Bolt was originally just a side project but we found that it fit our needs for our analytics database so we eventually swapped out LMDB for Bolt.
The way this is worded, it sounds like an improvement, but in reality bolt is no safer to use than LMDB was, it just lacks some configurable tradeoffs that were present in the original engine, and were safer to use than those that remain in bolt.
That said, I'm happy to see APPEND go ;)
I try to point out in the docs that DB.NoSync should only be used for offline bulk loading where corruption is typically less of an issue (since you can simply rebuild).
The wording was intended to make it sound like an improvement for people wanting smaller, more concise code bases. Bolt is 2KLOC vs LMDB's 8KLOC. Smaller surface area makes it easier to test thoroughly. It's definitely a tradeoff for people who want that really low level control though.
Note that APPEND mode won't allow you to corrupt the DB, despite what the doc says - you'll get a KEYEXIST error if you try to load out of order. We just left the doc unchanged to emphasize the importance of using sorted input.
I'd honestly suggest reading through the source code of some database projects.
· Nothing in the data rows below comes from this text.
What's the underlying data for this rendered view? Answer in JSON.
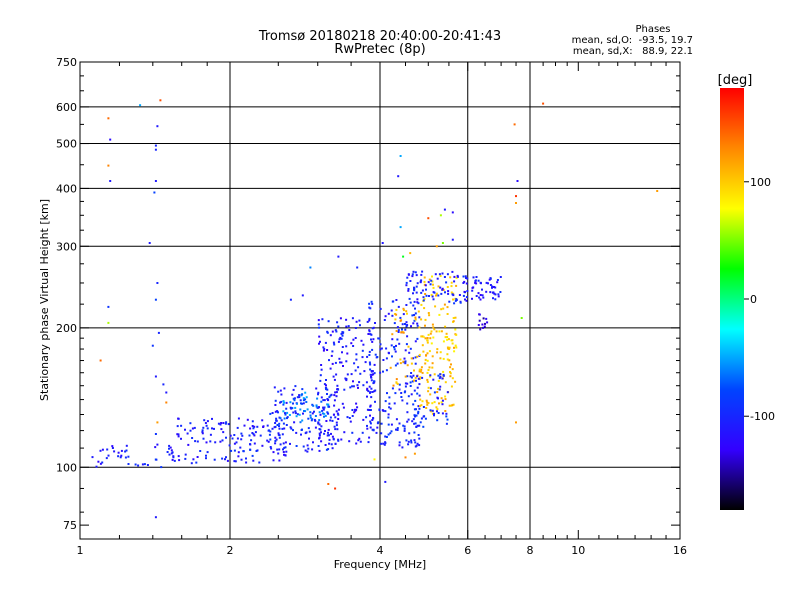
{
  "chart_data": {
    "type": "scatter",
    "title": "Tromsø 20180218 20:40:00-20:41:43",
    "subtitle": "RwPretec (8p)",
    "xlabel": "Frequency [MHz]",
    "ylabel": "Stationary phase Virtual Height [km]",
    "x_scale": "log",
    "y_scale": "log",
    "xlim": [
      1,
      16
    ],
    "ylim": [
      70,
      750
    ],
    "x_ticks": [
      1,
      2,
      4,
      6,
      8,
      10,
      16
    ],
    "y_ticks": [
      75,
      100,
      200,
      300,
      400,
      500,
      600,
      750
    ],
    "x_gridlines": [
      2,
      4,
      6,
      8
    ],
    "y_gridlines": [
      100,
      200,
      300,
      400,
      500,
      600
    ],
    "legend": {
      "title": "Phases",
      "lines": [
        "mean, sd,O:  -93.5, 19.7",
        "mean, sd,X:   88.9, 22.1"
      ]
    },
    "colorbar": {
      "label": "[deg]",
      "range": [
        -180,
        180
      ],
      "ticks": [
        {
          "value": 100,
          "label": "100"
        },
        {
          "value": 0,
          "label": "0"
        },
        {
          "value": -100,
          "label": "-100"
        }
      ],
      "colors": [
        "#ff0000",
        "#ff8800",
        "#ffff00",
        "#00ff00",
        "#00ffff",
        "#0044ff",
        "#3300ff",
        "#000000"
      ]
    },
    "clusters": [
      {
        "x": [
          1.05,
          1.55
        ],
        "y": [
          100,
          112
        ],
        "phase": -105,
        "n": 45
      },
      {
        "x": [
          1.55,
          2.6
        ],
        "y": [
          102,
          128
        ],
        "phase": -105,
        "n": 150
      },
      {
        "x": [
          2.4,
          3.3
        ],
        "y": [
          108,
          150
        ],
        "phase": -100,
        "n": 140
      },
      {
        "x": [
          2.5,
          3.2
        ],
        "y": [
          125,
          145
        ],
        "phase": -65,
        "n": 55
      },
      {
        "x": [
          3.0,
          3.9
        ],
        "y": [
          112,
          210
        ],
        "phase": -110,
        "n": 210
      },
      {
        "x": [
          3.8,
          4.8
        ],
        "y": [
          110,
          230
        ],
        "phase": -100,
        "n": 200
      },
      {
        "x": [
          4.2,
          5.0
        ],
        "y": [
          150,
          220
        ],
        "phase": 110,
        "n": 50
      },
      {
        "x": [
          4.8,
          5.7
        ],
        "y": [
          130,
          260
        ],
        "phase": 100,
        "n": 160
      },
      {
        "x": [
          4.6,
          5.5
        ],
        "y": [
          122,
          160
        ],
        "phase": -95,
        "n": 60
      },
      {
        "x": [
          4.5,
          6.0
        ],
        "y": [
          225,
          265
        ],
        "phase": -105,
        "n": 90
      },
      {
        "x": [
          6.1,
          7.0
        ],
        "y": [
          228,
          258
        ],
        "phase": -110,
        "n": 45
      },
      {
        "x": [
          6.2,
          6.6
        ],
        "y": [
          198,
          215
        ],
        "phase": -130,
        "n": 12
      }
    ],
    "points": [
      {
        "x": 1.14,
        "y": 567,
        "phase": 140
      },
      {
        "x": 1.14,
        "y": 448,
        "phase": 130
      },
      {
        "x": 1.15,
        "y": 510,
        "phase": -120
      },
      {
        "x": 1.15,
        "y": 415,
        "phase": -110
      },
      {
        "x": 1.14,
        "y": 222,
        "phase": -90
      },
      {
        "x": 1.14,
        "y": 205,
        "phase": 60
      },
      {
        "x": 1.1,
        "y": 170,
        "phase": 140
      },
      {
        "x": 1.32,
        "y": 605,
        "phase": -50
      },
      {
        "x": 1.45,
        "y": 620,
        "phase": 150
      },
      {
        "x": 1.43,
        "y": 545,
        "phase": -110
      },
      {
        "x": 1.42,
        "y": 495,
        "phase": -100
      },
      {
        "x": 1.42,
        "y": 485,
        "phase": -100
      },
      {
        "x": 1.42,
        "y": 415,
        "phase": -110
      },
      {
        "x": 1.41,
        "y": 392,
        "phase": -80
      },
      {
        "x": 1.38,
        "y": 305,
        "phase": -110
      },
      {
        "x": 1.43,
        "y": 250,
        "phase": -100
      },
      {
        "x": 1.42,
        "y": 230,
        "phase": -80
      },
      {
        "x": 1.44,
        "y": 195,
        "phase": -100
      },
      {
        "x": 1.4,
        "y": 183,
        "phase": -90
      },
      {
        "x": 1.42,
        "y": 157,
        "phase": -110
      },
      {
        "x": 1.47,
        "y": 151,
        "phase": -100
      },
      {
        "x": 1.49,
        "y": 145,
        "phase": -110
      },
      {
        "x": 1.49,
        "y": 138,
        "phase": 130
      },
      {
        "x": 1.43,
        "y": 125,
        "phase": 120
      },
      {
        "x": 1.42,
        "y": 118,
        "phase": -90
      },
      {
        "x": 1.42,
        "y": 78,
        "phase": -110
      },
      {
        "x": 3.15,
        "y": 92,
        "phase": 140
      },
      {
        "x": 3.25,
        "y": 90,
        "phase": 160
      },
      {
        "x": 4.1,
        "y": 93,
        "phase": -110
      },
      {
        "x": 4.4,
        "y": 470,
        "phase": -50
      },
      {
        "x": 4.35,
        "y": 425,
        "phase": -110
      },
      {
        "x": 4.05,
        "y": 305,
        "phase": -110
      },
      {
        "x": 4.4,
        "y": 330,
        "phase": -50
      },
      {
        "x": 4.45,
        "y": 285,
        "phase": 20
      },
      {
        "x": 4.6,
        "y": 290,
        "phase": 110
      },
      {
        "x": 5.0,
        "y": 345,
        "phase": 150
      },
      {
        "x": 5.3,
        "y": 350,
        "phase": 60
      },
      {
        "x": 5.4,
        "y": 360,
        "phase": -110
      },
      {
        "x": 5.6,
        "y": 355,
        "phase": -120
      },
      {
        "x": 5.35,
        "y": 305,
        "phase": 50
      },
      {
        "x": 5.2,
        "y": 300,
        "phase": 120
      },
      {
        "x": 5.6,
        "y": 310,
        "phase": -110
      },
      {
        "x": 3.3,
        "y": 285,
        "phase": -110
      },
      {
        "x": 3.6,
        "y": 270,
        "phase": -100
      },
      {
        "x": 2.9,
        "y": 270,
        "phase": -60
      },
      {
        "x": 2.8,
        "y": 235,
        "phase": -110
      },
      {
        "x": 2.65,
        "y": 230,
        "phase": -100
      },
      {
        "x": 4.5,
        "y": 105,
        "phase": 130
      },
      {
        "x": 4.7,
        "y": 107,
        "phase": 120
      },
      {
        "x": 3.9,
        "y": 104,
        "phase": 80
      },
      {
        "x": 7.45,
        "y": 550,
        "phase": 140
      },
      {
        "x": 7.55,
        "y": 415,
        "phase": -120
      },
      {
        "x": 7.5,
        "y": 385,
        "phase": 160
      },
      {
        "x": 7.5,
        "y": 372,
        "phase": 120
      },
      {
        "x": 7.7,
        "y": 210,
        "phase": 50
      },
      {
        "x": 7.5,
        "y": 125,
        "phase": 120
      },
      {
        "x": 8.5,
        "y": 610,
        "phase": 150
      },
      {
        "x": 14.4,
        "y": 395,
        "phase": 120
      }
    ]
  }
}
That's the best way to learn the structures and understand the engineering tradeoffs. Some are more approachable than others though. Bolt and LMDB are 2KLOC and 8KLOC, respectively. LevelDB is 20KLOC and RocksDB is 100KLOC, IIRC.
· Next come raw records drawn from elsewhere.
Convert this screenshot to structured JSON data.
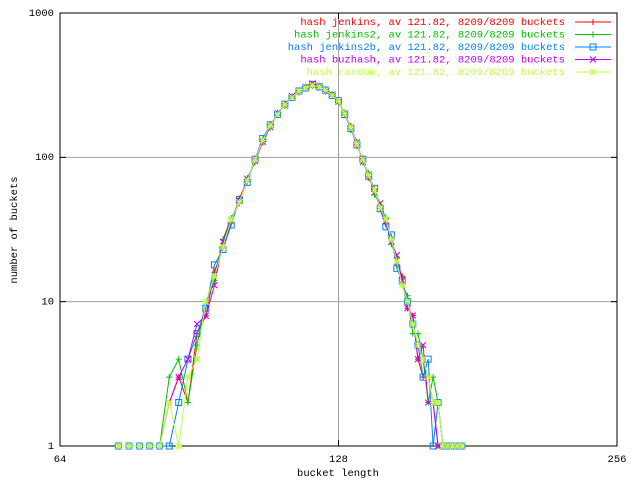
{
  "chart_data": {
    "type": "line",
    "x_label": "bucket length",
    "y_label": "number of buckets",
    "xlog": 2,
    "ylog": 10,
    "xlim": [
      64,
      256
    ],
    "ylim": [
      1,
      1000
    ],
    "xticks": [
      64,
      128,
      256
    ],
    "yticks": [
      1,
      10,
      100,
      1000
    ],
    "grid": true,
    "legend": "upper right",
    "x": [
      74,
      76,
      78,
      80,
      82,
      84,
      86,
      88,
      90,
      92,
      94,
      96,
      98,
      100,
      102,
      104,
      106,
      108,
      110,
      112,
      114,
      116,
      118,
      120,
      122,
      124,
      126,
      128,
      130,
      132,
      134,
      136,
      138,
      140,
      142,
      144,
      146,
      148,
      150,
      152,
      154,
      156,
      158,
      160,
      162,
      164,
      166,
      168,
      170,
      172,
      174
    ],
    "series": [
      {
        "name": "hash jenkins, av 121.82, 8209/8209 buckets",
        "color": "#ff0000",
        "marker": "plus",
        "values": [
          1,
          1,
          1,
          1,
          1,
          2,
          3,
          2,
          6,
          8,
          16,
          24,
          35,
          52,
          68,
          98,
          127,
          170,
          196,
          236,
          258,
          290,
          300,
          318,
          305,
          296,
          265,
          250,
          196,
          165,
          120,
          98,
          72,
          60,
          44,
          35,
          28,
          18,
          15,
          9,
          8,
          4,
          3,
          3,
          2,
          1,
          1,
          1,
          1,
          1,
          1
        ]
      },
      {
        "name": "hash jenkins2, av 121.82, 8209/8209 buckets",
        "color": "#00c000",
        "marker": "cross",
        "values": [
          1,
          1,
          1,
          1,
          1,
          3,
          4,
          2,
          5,
          10,
          14,
          27,
          38,
          48,
          72,
          92,
          133,
          160,
          205,
          226,
          265,
          280,
          310,
          312,
          315,
          285,
          275,
          240,
          205,
          155,
          128,
          92,
          78,
          55,
          47,
          38,
          25,
          20,
          13,
          11,
          6,
          6,
          4,
          2,
          3,
          2,
          1,
          1,
          1,
          1,
          1
        ]
      },
      {
        "name": "hash jenkins2b, av 121.82, 8209/8209 buckets",
        "color": "#0080ff",
        "marker": "square",
        "values": [
          1,
          1,
          1,
          1,
          1,
          1,
          2,
          4,
          6,
          9,
          18,
          23,
          34,
          51,
          67,
          97,
          135,
          168,
          198,
          233,
          260,
          288,
          302,
          320,
          308,
          292,
          268,
          247,
          198,
          158,
          122,
          97,
          74,
          61,
          44,
          33,
          29,
          17,
          14,
          10,
          7,
          5,
          3,
          4,
          1,
          2,
          1,
          1,
          1,
          1,
          1
        ]
      },
      {
        "name": "hash buzhash, av 121.82, 8209/8209 buckets",
        "color": "#c000ff",
        "marker": "x",
        "values": [
          1,
          1,
          1,
          1,
          1,
          2,
          3,
          4,
          7,
          8,
          13,
          26,
          37,
          50,
          71,
          94,
          128,
          162,
          202,
          228,
          266,
          284,
          307,
          325,
          312,
          288,
          272,
          243,
          203,
          162,
          127,
          93,
          76,
          57,
          48,
          36,
          26,
          21,
          14,
          9,
          8,
          4,
          5,
          2,
          2,
          1,
          1,
          1,
          1,
          1,
          1
        ]
      },
      {
        "name": "hash random, av 121.82, 8209/8209 buckets",
        "color": "#c0ff40",
        "marker": "star",
        "values": [
          1,
          1,
          1,
          1,
          1,
          2,
          1,
          3,
          4,
          10,
          15,
          24,
          37,
          49,
          69,
          96,
          131,
          166,
          199,
          231,
          261,
          286,
          304,
          314,
          309,
          291,
          269,
          246,
          201,
          161,
          124,
          96,
          75,
          59,
          45,
          37,
          27,
          19,
          13,
          10,
          7,
          5,
          4,
          3,
          2,
          2,
          1,
          1,
          1,
          1,
          1
        ]
      }
    ]
  }
}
If you want to go further then I'd suggest porting one of those over to a language you know well. It doesn't have to be code you release to the world or use in production but just porting the code really helps to cement the concepts in my head.
To understand why the LMDB implementation does what it does will require much more practical knowledge, not theory. The references in my MDB papers (and the paper itself of course) will give you more of that. http://symas.com/mdb/#pubs
B+trees are trivially simple, in theory. Writing one that is actually efficient, safe, and supports high concurrency requires more than theory. It requires understanding of computer system architecture: CPU architecture/cache hierarchies, filesystem and I/O architecture, memory, etc.
It does not require 100KLOC though. RocksDB is just a pile of gratuitous complexity.